Setting up a private company wiki is a great way to store important information about your company, and a convenient place to document company procedures and define job roles for your employees. Best of all, setting up a wiki is free, and you can have complete control over what information is stored and who sees it.
You’re probably familiar with Wikipedia.org, the free online information depository that seems to be at the beginning and end of congressional research efforts these days. What you might not know, however, is that a “wiki” in Internet terms is nothing more than a website or section of a website where multiple people can contribute content. The word was borrowed from the Hawaiian word wikiwiki, which means “quick.” You can verify that fact on Wikipedia!
Most of the wiki sites you know are probably public websites, but there’s nothing stopping you from setting up your own private wiki as a convenient depository of information that relates to the operation of your online company or business. Keeping specific company information in one secure location is convenient and extremely useful.
This works especially well when you have a company with more than one employee at remote locations. Setting up a “company wiki” gives you a place online to deposit important information for employees, such as links to tax forms, codes of conduct, or legal notices about employee rights. You can also use it to store general company information that other employees might need to access, such as your company’s tax-ID number, company fax lines, mailing address, staff contact information, or listings of all company websites and their admin areas.
A private wiki is especially useful though for documenting company procedures.
Consider that each job at your company should be clearly defined, and a company wiki is an excellent place to store job descriptions. Let’s say your company employs a ‘Website Content Manager’ whose job includes verifying the accuracy of information offered on your website. This employee no doubt has a set of procedures that he or she needs to follow while carrying out assigned tasks. Perhaps your website includes a listing of software vendors, and this employee needs to monitor entries on that list on a regular basis to verify they are still valid. That means checking links, verifying descriptions, and when appropriate, logging into an admin area to delete outdated links or change information. This entire process can be documented on your company wiki, making it that much easier to get the next employee up to speed and productive should your current employee leave for greener pastures.

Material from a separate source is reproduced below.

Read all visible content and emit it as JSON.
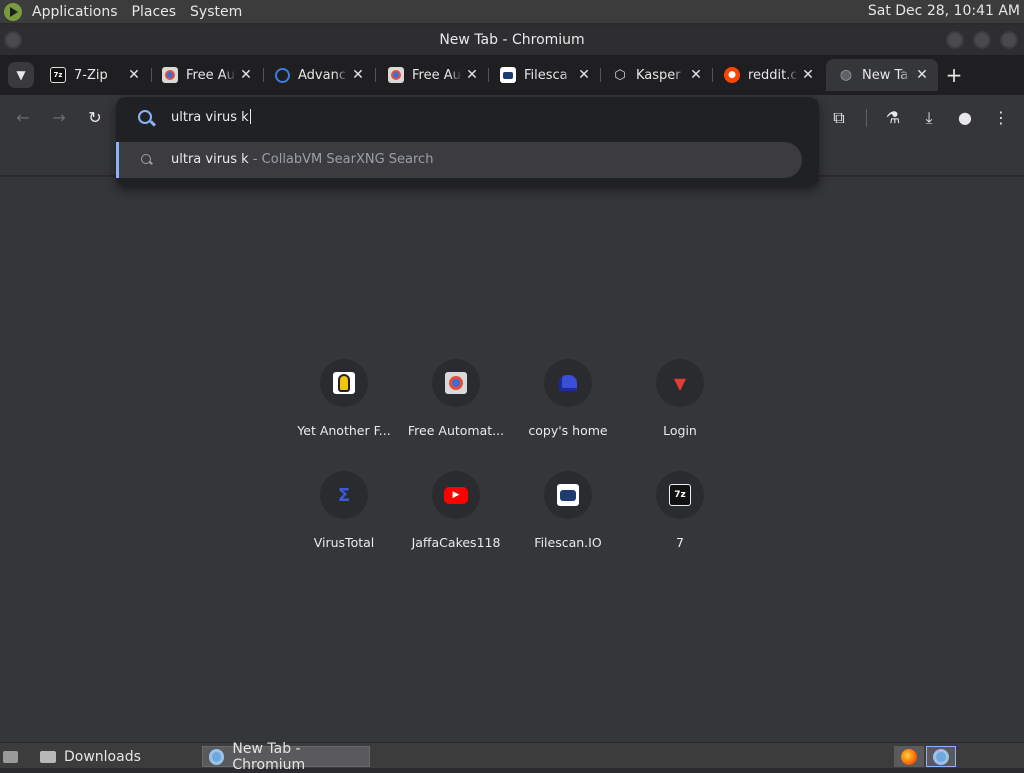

If you employ a system administrator, you have to be concerned about that person being the sole source of knowledge about how to get things done on your servers. If your system administrator leaves for another company, will you know how to train his or her replacement? Will you know where files are kept on your server? Do you know about any custom software that has been installed to administer your websites? Asking your system administrator to document how to accomplish basic admin tasks is a really good idea, and your next administrator will thank you if your wiki is loaded with information about your specific setup.

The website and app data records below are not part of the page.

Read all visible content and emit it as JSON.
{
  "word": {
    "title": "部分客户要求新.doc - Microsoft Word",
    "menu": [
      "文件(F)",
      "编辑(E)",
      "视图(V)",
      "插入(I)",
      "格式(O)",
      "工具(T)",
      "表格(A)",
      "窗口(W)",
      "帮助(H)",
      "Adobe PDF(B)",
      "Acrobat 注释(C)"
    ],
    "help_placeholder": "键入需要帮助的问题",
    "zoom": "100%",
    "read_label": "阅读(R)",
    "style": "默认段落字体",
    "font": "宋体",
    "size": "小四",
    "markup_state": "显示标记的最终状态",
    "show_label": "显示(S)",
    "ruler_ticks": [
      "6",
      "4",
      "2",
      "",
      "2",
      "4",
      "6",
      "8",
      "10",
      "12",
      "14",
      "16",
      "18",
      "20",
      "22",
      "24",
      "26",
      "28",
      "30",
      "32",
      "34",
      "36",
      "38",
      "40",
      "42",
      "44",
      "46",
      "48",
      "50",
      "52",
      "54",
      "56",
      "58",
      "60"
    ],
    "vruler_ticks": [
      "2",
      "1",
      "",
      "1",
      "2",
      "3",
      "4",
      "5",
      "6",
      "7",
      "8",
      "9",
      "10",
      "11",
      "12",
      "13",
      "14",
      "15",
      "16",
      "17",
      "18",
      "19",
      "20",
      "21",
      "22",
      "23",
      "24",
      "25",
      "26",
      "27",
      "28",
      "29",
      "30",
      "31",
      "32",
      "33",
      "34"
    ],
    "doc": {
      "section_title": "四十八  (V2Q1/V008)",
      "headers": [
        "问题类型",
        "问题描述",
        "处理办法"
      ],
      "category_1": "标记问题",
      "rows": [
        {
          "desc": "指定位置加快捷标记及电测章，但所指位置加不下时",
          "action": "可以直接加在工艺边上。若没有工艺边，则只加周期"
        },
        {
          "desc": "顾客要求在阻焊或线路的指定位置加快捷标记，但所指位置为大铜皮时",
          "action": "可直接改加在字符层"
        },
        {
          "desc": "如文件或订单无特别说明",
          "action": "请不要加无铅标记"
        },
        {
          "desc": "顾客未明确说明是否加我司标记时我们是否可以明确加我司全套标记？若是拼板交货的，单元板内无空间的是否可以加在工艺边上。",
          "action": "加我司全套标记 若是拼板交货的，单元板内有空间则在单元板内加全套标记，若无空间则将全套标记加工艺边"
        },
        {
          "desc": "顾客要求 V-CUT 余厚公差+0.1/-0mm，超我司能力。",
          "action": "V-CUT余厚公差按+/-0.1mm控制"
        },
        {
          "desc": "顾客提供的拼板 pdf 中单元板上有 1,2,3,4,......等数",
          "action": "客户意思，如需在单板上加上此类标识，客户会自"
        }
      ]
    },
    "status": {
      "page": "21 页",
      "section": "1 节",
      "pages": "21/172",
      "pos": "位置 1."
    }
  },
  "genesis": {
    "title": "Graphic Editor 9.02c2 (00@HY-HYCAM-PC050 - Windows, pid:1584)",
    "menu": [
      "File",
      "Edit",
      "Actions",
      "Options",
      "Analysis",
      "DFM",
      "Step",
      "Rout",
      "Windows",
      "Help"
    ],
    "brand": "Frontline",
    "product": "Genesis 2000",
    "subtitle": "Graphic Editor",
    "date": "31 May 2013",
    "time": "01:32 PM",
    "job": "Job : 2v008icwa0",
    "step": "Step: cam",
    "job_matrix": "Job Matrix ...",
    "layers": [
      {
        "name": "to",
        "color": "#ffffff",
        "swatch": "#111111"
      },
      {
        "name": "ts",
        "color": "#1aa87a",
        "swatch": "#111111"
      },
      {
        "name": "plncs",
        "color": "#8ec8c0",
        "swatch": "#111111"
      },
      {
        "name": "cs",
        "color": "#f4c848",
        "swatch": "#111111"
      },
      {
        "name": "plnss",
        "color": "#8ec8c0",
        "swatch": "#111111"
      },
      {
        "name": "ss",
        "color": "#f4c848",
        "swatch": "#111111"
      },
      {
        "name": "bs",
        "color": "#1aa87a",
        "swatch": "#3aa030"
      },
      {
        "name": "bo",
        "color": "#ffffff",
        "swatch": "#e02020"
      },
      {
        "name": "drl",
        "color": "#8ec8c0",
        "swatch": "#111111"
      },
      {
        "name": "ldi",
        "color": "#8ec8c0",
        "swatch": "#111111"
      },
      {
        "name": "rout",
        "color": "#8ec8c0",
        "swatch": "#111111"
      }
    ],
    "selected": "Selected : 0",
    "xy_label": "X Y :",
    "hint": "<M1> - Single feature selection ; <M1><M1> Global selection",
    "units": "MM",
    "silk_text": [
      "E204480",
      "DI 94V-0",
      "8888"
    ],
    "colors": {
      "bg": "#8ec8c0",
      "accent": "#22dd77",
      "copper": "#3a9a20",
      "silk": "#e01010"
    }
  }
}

Now for some really good news.
Setting up a company wiki is free, and the same software that powers Wikipedia.org is open source. You can download it at MediaWiki.org, and assuming your server meets some basic requirements, you can have it installed and running in almost no time.
Spend some time thinking about security, however. You’ll want to make sure your wiki is password-protected, and that employees access it via a secure connection so that usernames and passwords can’t be intercepted. Since no system in 100% secure (an employee might be careless with his account information, for example), you might want to refrain from putting extremely sensitive information on your company wiki, just in case.